Scalyr incident

Graph, alert and dashboard irregularities for some US customers

Minor Resolved View vendor source →

Scalyr experienced a minor incident on August 29, 2022 affecting Main Site, lasting 1d. The incident has been resolved; the full update timeline is below.

Started
Aug 29, 2022, 01:47 PM UTC
Resolved
Aug 30, 2022, 02:16 PM UTC
Duration
1d
Detected by Pingoru
Aug 29, 2022, 01:47 PM UTC

Affected components

Main Site

Update timeline

  1. investigating Aug 29, 2022, 01:47 PM UTC

    Some customers in the US cluster are reporting unexpected behavior including false alarms, inconsistent graphs, and missing search results. We are currently investigating the issue.

  2. identified Aug 29, 2022, 05:40 PM UTC

    We have identified the issue in our timeseries database and are working on remediation.

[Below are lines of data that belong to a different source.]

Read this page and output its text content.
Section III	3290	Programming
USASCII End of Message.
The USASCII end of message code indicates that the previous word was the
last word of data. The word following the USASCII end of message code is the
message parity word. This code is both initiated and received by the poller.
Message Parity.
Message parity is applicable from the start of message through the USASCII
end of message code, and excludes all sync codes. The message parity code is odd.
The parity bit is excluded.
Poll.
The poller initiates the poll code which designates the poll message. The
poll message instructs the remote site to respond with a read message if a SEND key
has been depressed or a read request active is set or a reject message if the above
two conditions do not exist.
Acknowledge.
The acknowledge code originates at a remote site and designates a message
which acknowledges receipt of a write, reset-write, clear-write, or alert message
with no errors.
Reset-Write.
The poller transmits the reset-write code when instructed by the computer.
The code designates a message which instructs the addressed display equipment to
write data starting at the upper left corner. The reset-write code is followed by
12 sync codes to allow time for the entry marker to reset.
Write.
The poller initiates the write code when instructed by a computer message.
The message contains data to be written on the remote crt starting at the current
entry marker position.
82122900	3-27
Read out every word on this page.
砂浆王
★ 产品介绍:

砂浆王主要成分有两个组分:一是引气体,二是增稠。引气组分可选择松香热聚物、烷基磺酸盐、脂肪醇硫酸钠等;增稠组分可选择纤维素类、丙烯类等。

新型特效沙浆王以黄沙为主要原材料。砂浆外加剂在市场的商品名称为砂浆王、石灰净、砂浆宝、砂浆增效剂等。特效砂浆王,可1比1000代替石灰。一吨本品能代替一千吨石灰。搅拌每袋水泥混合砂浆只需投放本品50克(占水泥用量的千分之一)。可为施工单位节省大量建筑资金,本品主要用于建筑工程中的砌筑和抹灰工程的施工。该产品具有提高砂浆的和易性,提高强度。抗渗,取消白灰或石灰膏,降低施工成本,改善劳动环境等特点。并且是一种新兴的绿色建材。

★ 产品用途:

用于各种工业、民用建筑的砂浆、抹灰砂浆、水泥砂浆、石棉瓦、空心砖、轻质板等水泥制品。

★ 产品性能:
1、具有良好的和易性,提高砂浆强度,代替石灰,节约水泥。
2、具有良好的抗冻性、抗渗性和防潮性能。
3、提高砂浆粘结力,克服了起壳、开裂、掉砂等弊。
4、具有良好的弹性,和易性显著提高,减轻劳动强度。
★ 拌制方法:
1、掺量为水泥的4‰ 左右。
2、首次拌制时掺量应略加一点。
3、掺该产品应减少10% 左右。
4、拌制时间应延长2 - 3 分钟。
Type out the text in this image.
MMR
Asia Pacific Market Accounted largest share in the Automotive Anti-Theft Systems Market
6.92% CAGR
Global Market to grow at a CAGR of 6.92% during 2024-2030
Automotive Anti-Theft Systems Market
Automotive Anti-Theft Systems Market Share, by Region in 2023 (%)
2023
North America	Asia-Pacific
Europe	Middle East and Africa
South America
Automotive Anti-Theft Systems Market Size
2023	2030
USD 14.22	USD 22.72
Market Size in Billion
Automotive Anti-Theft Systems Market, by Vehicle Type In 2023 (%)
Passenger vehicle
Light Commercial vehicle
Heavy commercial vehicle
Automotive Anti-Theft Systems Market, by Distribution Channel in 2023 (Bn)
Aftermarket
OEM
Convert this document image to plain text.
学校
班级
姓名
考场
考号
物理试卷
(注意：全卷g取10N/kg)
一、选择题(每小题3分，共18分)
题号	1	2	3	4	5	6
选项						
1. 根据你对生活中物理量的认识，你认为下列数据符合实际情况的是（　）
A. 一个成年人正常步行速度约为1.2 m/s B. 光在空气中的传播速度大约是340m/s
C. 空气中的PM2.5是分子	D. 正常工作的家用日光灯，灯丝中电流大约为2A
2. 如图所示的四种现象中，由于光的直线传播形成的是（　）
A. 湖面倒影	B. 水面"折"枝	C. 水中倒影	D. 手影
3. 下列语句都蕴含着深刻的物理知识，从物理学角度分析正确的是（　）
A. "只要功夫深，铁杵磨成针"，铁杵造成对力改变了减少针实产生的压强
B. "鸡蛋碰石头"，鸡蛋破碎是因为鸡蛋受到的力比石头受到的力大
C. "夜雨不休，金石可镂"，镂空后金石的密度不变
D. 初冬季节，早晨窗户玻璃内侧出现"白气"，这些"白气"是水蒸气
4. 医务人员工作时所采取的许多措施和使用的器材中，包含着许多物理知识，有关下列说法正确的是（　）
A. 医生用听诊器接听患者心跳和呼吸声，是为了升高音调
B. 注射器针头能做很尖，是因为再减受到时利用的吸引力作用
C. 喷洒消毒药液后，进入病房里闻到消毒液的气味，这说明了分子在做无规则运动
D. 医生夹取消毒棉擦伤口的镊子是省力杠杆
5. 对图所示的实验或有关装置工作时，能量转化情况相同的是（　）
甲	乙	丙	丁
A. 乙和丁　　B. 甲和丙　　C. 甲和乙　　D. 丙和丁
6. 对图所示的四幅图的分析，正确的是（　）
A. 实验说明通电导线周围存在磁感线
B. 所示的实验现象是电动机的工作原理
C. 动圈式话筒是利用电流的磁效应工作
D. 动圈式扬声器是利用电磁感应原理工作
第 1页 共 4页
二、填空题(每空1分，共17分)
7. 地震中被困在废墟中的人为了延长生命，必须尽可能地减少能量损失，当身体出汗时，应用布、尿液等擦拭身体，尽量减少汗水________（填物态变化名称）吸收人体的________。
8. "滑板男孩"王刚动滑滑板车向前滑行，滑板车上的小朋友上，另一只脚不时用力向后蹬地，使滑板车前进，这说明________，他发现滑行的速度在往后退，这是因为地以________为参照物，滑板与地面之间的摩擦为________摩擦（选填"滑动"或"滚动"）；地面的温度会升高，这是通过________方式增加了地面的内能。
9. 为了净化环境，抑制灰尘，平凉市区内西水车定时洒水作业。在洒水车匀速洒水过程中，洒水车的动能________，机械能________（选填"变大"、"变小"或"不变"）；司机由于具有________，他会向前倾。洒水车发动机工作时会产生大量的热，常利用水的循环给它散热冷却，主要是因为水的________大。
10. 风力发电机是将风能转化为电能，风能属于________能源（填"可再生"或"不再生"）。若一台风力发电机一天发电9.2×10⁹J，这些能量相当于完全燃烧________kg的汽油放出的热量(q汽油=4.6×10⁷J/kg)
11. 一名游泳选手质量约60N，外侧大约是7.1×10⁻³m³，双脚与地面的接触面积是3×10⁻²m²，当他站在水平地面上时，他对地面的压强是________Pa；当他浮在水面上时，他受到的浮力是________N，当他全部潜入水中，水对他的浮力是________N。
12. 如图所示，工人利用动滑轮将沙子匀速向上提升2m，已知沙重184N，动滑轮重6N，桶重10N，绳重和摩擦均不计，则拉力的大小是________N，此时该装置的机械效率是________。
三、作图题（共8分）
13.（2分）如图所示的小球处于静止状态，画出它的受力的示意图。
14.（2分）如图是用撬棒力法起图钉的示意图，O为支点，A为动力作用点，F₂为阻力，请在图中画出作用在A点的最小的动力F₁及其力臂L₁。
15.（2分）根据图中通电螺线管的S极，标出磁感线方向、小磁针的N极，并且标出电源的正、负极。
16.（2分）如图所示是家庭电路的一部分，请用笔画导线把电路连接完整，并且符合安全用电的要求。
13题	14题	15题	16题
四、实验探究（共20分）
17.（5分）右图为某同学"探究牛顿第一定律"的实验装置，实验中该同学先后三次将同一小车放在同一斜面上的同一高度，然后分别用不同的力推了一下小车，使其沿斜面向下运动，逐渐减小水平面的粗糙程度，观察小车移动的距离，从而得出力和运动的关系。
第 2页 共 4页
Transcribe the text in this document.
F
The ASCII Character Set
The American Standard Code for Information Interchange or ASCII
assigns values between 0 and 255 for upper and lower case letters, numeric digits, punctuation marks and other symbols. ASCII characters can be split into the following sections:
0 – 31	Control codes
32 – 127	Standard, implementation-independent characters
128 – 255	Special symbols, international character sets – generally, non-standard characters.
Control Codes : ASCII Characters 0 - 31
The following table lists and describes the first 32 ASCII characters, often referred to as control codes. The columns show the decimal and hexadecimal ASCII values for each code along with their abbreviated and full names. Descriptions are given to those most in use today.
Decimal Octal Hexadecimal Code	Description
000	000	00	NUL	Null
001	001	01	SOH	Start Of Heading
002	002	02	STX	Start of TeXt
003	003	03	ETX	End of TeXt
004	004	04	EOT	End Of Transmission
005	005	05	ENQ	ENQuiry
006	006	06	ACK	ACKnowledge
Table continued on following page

  3. identified Aug 29, 2022, 09:38 PM UTC

    At 15:00 PDT (22:00 Universal Coordinated Time) we will be restarting our summary service, which powers our alerts and speeds up dashboard rendering. The summary service will be unavailable for approximately 10 minutes, after which it will begin rebuilding time series data for all alerts. Each alert will not be evaluated until its time series is rebuilt, so alerts with longer look back periods will be the last to successfully be evaluated. Loading a dashboard will trigger the time series on that dashboard to be recreated, so that dashboard will initially load more slowly at first.

  4. monitoring Aug 29, 2022, 11:24 PM UTC

    The summary service has been restarted and we are beginning to rebuild time series data for all alerts. Once the time series for an alert has been recreated, we will begin evaluating it again. Alerts with longer look back periods will be the last to successfully be evaluated. Loading a dashboard will trigger the time series on that dashboard to be recreated, so that dashboard will initially load more slowly at first. We are continuing to monitor this process.

  5. resolved Aug 30, 2022, 02:16 PM UTC

    A majority of the time series have been re-built with Dashboard performance having been restored for most customers and Alert evaluation success rates at pre-incident levels. We're marking the issue resolved and expect 100% return to pre-incident levels in the next 24 hours.